Abstract

Different molecular weight forms of epidermal growth factor (EGF) are present in vivo and this makes quantitation of EGF difficult. Most immunoassays employ antibodies against 6-kDa EGF, and such assays are likely to underestimate the amount of high molecular weight forms of EGF. The purpose of the present study was to develop a processing-independent ELISA which is able to quantitate different molecular forms of rat EGF with equimolar potency. Our "old ELISA" used two polyclonal antibodies against rat submandibular gland EGF as catching and detecting antibodies, and 6-kDa EGF purified from rat urine as calibrator. This assay was modified to a processing-independent ELISA by converting the different forms of EGF in the samples as well as the calibrator to the same immunoreactive form of EGF prior to analysis. This could be achieved by trypsinization because trypsin cleaved the different molecular forms of rat urinary EGF to a single immunoreactive form.
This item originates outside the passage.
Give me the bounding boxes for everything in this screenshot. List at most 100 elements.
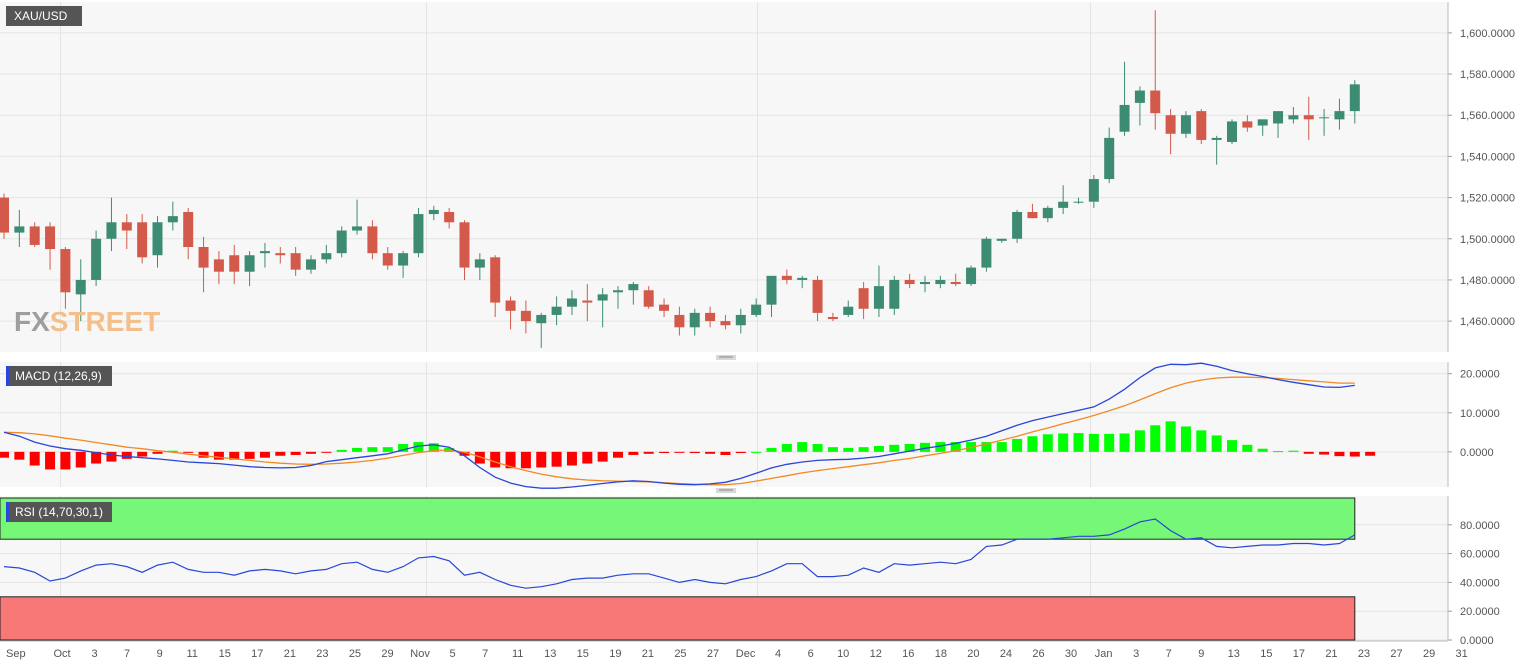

We applied both the "old ELISA" and the processing-independent ELISA on different molecular forms of EGF and demonstrated that the "old ELISA" underestimated high molecular weight forms by two thirds. The relative amounts of high and low molecular weight forms of EGF in urine have been debated, since different results have been obtained by different techniques. In order to address the problem it is important to quantitate the different molecular forms with equimolar potency. Employing the processing-independent ELISA we find that high molecular weight forms of EGF constitute 40% and 6-kDa EGF 60% of EGF in fresh rat urine.